Im Textilmuseum in Bocholt werden die heutige Zeit und die Vergangenheit wieder mit Leben gefüllt. Vom Draht zur Mode wurden hier in der Bocholter Textilindustrie zu Höchstzeiten 10000 Menschen beschäftigt. 1989 entstand das TextilWerk in einem nachgebauten Unternehmen von früher.

Das Museum wurde 2011 um die damalige Spinnerei „Herding“, die bis 1973 noch in Betrieb war, erweitert. Mit ungefähr 600 Webstühlen und 23000 Spulen, gehörte „Herding“ zu einem der größten Betriebe in Bocholt.

Schon die Lage des TextilWerk Bocholt ist sehr attraktiv, Spinnerei und Weberei sind durch den Fluss der Aa voneinander getrennt und durch eine Brücke miteinander verbunden.

Hermann Stenkamp vom TextilWerk hat diesen Tipp: „Aktuell ist die Ausstellung „Bunte Jahre ´60´ zu sehen mit cooler Kleidung aus dieser Zeit. Die Ausstellung läuft noch bis Oktober.

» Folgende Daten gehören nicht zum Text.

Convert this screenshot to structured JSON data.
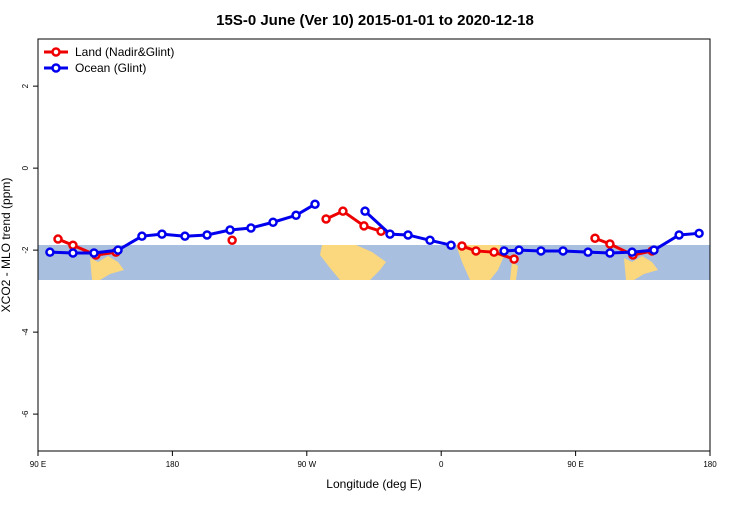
{
  "chart_data": {
    "type": "line",
    "title": "15S-0 June (Ver 10)   2015-01-01 to 2020-12-18",
    "x_label": "Longitude (deg E)",
    "y_label": "XCO2 - MLO trend (ppm)",
    "xlim": [
      90,
      540
    ],
    "xticks": [
      {
        "value": 90,
        "label": "90 E"
      },
      180,
      {
        "value": 270,
        "label": "90 W"
      },
      {
        "value": 360,
        "label": "0"
      },
      {
        "value": 450,
        "label": "90 E"
      },
      {
        "value": 540,
        "label": "180"
      }
    ],
    "ylim": [
      -6.9,
      3.15
    ],
    "yticks": [
      2,
      0,
      -2,
      -4,
      -6
    ],
    "legend": "top-left",
    "series": [
      {
        "name": "Land (Nadir&Glint)",
        "color": "#ee0000",
        "x": [
          103.4,
          113.4,
          128.8,
          142.2,
          150,
          220.0,
          250,
          282.9,
          294.2,
          308.3,
          319.7,
          340,
          373.9,
          383.3,
          395.4,
          408.8,
          430,
          463.0,
          473.0,
          488.4,
          501.2
        ],
        "values": [
          -1.73,
          -1.88,
          -2.12,
          -2.05,
          null,
          -1.76,
          null,
          -1.24,
          -1.05,
          -1.41,
          -1.54,
          null,
          -1.9,
          -2.02,
          -2.05,
          -2.22,
          null,
          -1.71,
          -1.85,
          -2.12,
          -2.02
        ]
      },
      {
        "name": "Ocean (Glint)",
        "color": "#0000ee",
        "x": [
          98.0,
          113.4,
          127.5,
          143.6,
          159.6,
          173.0,
          188.4,
          203.2,
          218.6,
          232.6,
          247.4,
          262.8,
          275.5,
          290,
          309.0,
          325.7,
          337.8,
          352.5,
          366.6,
          380,
          402.1,
          412.1,
          426.8,
          441.6,
          458.3,
          473.0,
          487.8,
          502.5,
          519.3,
          532.7
        ],
        "values": [
          -2.05,
          -2.07,
          -2.07,
          -2.0,
          -1.66,
          -1.61,
          -1.66,
          -1.63,
          -1.51,
          -1.46,
          -1.32,
          -1.15,
          -0.88,
          null,
          -1.05,
          -1.61,
          -1.63,
          -1.76,
          -1.88,
          null,
          -2.02,
          -2.0,
          -2.02,
          -2.02,
          -2.05,
          -2.07,
          -2.05,
          -2.0,
          -1.63,
          -1.59
        ]
      }
    ]
  }
}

Beim Betreten des Grenzlandmuseums findet sich der Besucher in einem echten Zollamt wieder. Uniformierte Zöllner stehen da, Stempel, Urkunden, ein Schreibtisch mit Zählmaschine und Ordnern runden das Bild ab.

Vorsitzende Marijke Verschoor-Boele erzählt über die Teilnahme an dem grenzüberschreitenden Kulturprojekt: „Wir halten es für wichtig, uns zu verbinden, deutsche und niederländische Geschichte zu kombinieren. Dieses grenzüberschreitende Arrangement ist ein wunderbares Beispiel dafür – eine mehrtägige Reise entlang eines wunderschönen Stücks Grenzgeschichte.“

Alles ist mit dem Fahrrad erreichbar:

„Grundsätzlich organisieren bei Bedarf die Hotels die Miete der Fahrräder, sie haben eine Vorstellung davon, was die Leute möchten und für wie viele Personen das Paket gebucht wurde. Wir sorgen dann dafür, dass die Fahrräder für die Teilnehmer bereitstehen“, sagt Harm Takke.

Harm Takke Tweewielers (Takke Zweiräder) liegt an einem strategisch günstigen Punkt, recht zentral in dem Gebiet, in dem sich die beteiligten drei Museen und die Unterkünfte mit den gastronomischen Einrichtungen befinden.

Wer ein Stück Grenzlandgeschichte erleben möchte, kann sich über dieses Kultur-Arrangement informieren unter: https://gutheidefeld.de/rooms/#arrangement oder https://www.heerlyckheid.com/arrangementen/

Das Arrangement kann vom Juli bis 23. Dezember 2022 gebucht werden, ein Fahrradverleih kann organisiert werden.

Sie kreierten ein attraktives Angebot, wo bei Buchung von zwei Übernachtungen kombiniert in den beiden Unterkünften, jeweils ein Besuch der drei Museen inbegriffen ist.